The bad bank should not focus on maximising profits but on minimising losses as some assets must be sold to prevent higher losses.
“The whole exercise is not to build an empire but to recover as much money as possible,” he said.
Mr Kvarnström ran Securum, the bad bank spun out of the nationalised lender, Nordbanken, the third largest bank in Sweden when the country’s banking sector collapsed in the early 1990s.
Securum, which had loans of about €7 billion, later merged with a second bad bank, Retriva, which was created out of another nationalised Swedish lender, Gota Bank.
The Swedish government recovered 80 per cent of loans from the two institutions’ bad banks but recouped substantially more from the sale of the lenders’ good banks.
Bad banks needed to be properly resourced to take control of bad assets quickly and “to stop the bleeding”, said Mr Kvarnström.
Securum had a staff of 500, while another bad bank he ran from 2002 to 2006, created from German bank Dresdner, had 400 staff to manage loans of €36 billion. Nama has a core staff of 40 which will rise to 80 this year.
The agency, which was set up last year to buy €81 billion in loans from five institutions, will manage the 100 biggest borrowers directly.
The remaining 1,400 will be managed by units within the institutions with supervising staff seconded from Nama.
“It could work. Everything boils down to leadership and how you structure it,” said Mr Kvarnström who spoke at a Nama conference hosted by Chartered Accountants Ireland in Dublin yesterday.
Good banks must be sustainable, he said, while bad banks must be well established and managed in order to minimise losses.
“It is pointless to have a bad bank when you have no good bank – Anglo Irish seems to be understanding this slowly,” he said. State-owned Anglo has proposed selling €36 billion in loans in Nama and dumping up to a further €24 billion into an internal bad bank, leaving a good bank with up to €15 billion in loans.
Securum foreclosed on many property-based borrowers shortly after it was set up, he said, as their equity was wiped out by the collapsing value of Swedish property.

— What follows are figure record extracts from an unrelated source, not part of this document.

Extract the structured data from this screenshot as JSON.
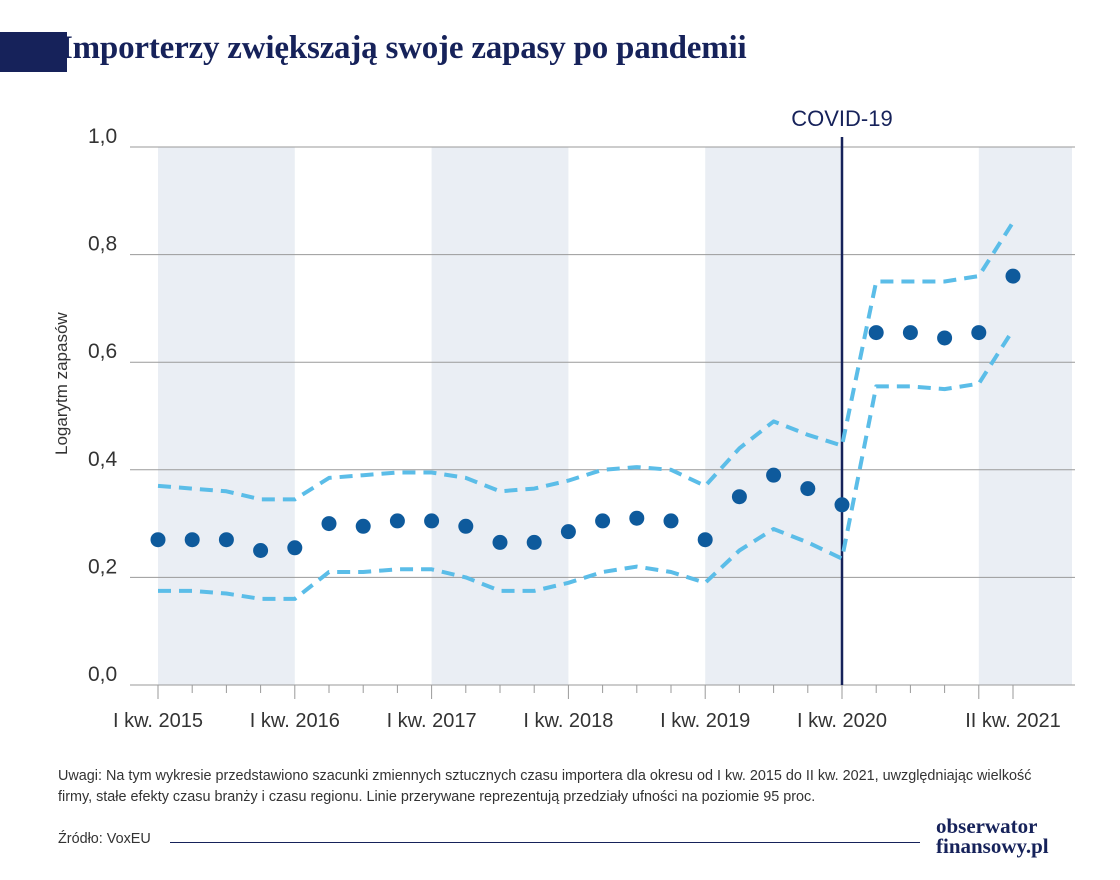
{
  "header": {
    "title": "Importerzy zwiększają swoje zapasy po pandemii"
  },
  "chart_data": {
    "type": "scatter",
    "title": "Importerzy zwiększają swoje zapasy po pandemii",
    "ylabel": "Logarytm zapasów",
    "xlabel": "",
    "ylim": [
      0,
      1
    ],
    "yticks": [
      "1,0",
      "0,8",
      "0,6",
      "0,4",
      "0,2",
      "0,0"
    ],
    "ytick_values": [
      1.0,
      0.8,
      0.6,
      0.4,
      0.2,
      0.0
    ],
    "grid": true,
    "x_labels": [
      {
        "label": "I kw. 2015",
        "index": 0
      },
      {
        "label": "I kw. 2016",
        "index": 4
      },
      {
        "label": "I kw. 2017",
        "index": 8
      },
      {
        "label": "I kw. 2018",
        "index": 12
      },
      {
        "label": "I kw. 2019",
        "index": 16
      },
      {
        "label": "I kw. 2020",
        "index": 20
      },
      {
        "label": "II kw. 2021",
        "index": 25
      }
    ],
    "shaded_years": [
      2015,
      2017,
      2019,
      2021
    ],
    "annotation": {
      "label": "COVID-19",
      "index": 20
    },
    "series": [
      {
        "kind": "estimate",
        "color": "#0e5a9c",
        "values": [
          0.27,
          0.27,
          0.27,
          0.25,
          0.255,
          0.3,
          0.295,
          0.305,
          0.305,
          0.295,
          0.265,
          0.265,
          0.285,
          0.305,
          0.31,
          0.305,
          0.27,
          0.35,
          0.39,
          0.365,
          0.335,
          0.655,
          0.655,
          0.645,
          0.655,
          0.76
        ]
      },
      {
        "kind": "upper_ci",
        "color": "#5bbde8",
        "values": [
          0.37,
          0.365,
          0.36,
          0.345,
          0.345,
          0.385,
          0.39,
          0.395,
          0.395,
          0.385,
          0.36,
          0.365,
          0.38,
          0.4,
          0.405,
          0.4,
          0.37,
          0.44,
          0.49,
          0.465,
          0.445,
          0.75,
          0.75,
          0.75,
          0.76,
          0.86
        ]
      },
      {
        "kind": "lower_ci",
        "color": "#5bbde8",
        "values": [
          0.175,
          0.175,
          0.17,
          0.16,
          0.16,
          0.21,
          0.21,
          0.215,
          0.215,
          0.2,
          0.175,
          0.175,
          0.19,
          0.21,
          0.22,
          0.21,
          0.19,
          0.25,
          0.29,
          0.265,
          0.235,
          0.555,
          0.555,
          0.55,
          0.56,
          0.66
        ]
      }
    ]
  },
  "notes": {
    "text": "Uwagi: Na tym wykresie przedstawiono szacunki zmiennych sztucznych czasu importera dla okresu od I kw. 2015 do II kw. 2021, uwzględniając wielkość firmy, stałe efekty czasu branży i czasu regionu. Linie przerywane reprezentują przedziały ufności na poziomie 95 proc."
  },
  "footer": {
    "source": "Źródło: VoxEU",
    "logo_line1": "obserwator",
    "logo_line2": "finansowy.pl"
  },
  "colors": {
    "navy": "#16225a",
    "shade": "#eaeef4",
    "grid": "#9a9a9a",
    "dots": "#0e5a9c",
    "ci": "#5bbde8"
  }
}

“We were regarded as much more aggressive – bankers are usually kind guys who invite people to golf or the theatre – we forced clients to face facts and that they had lost their equity,” Mr Kvarnström said.
The bank set up a listed company to offload properties at the earliest opportunity, he said.
Transparency was “very important”, he said, as bad banks must communicate plans regularly to counter criticism about the high level of bankruptcies, its rules and payments made to managers.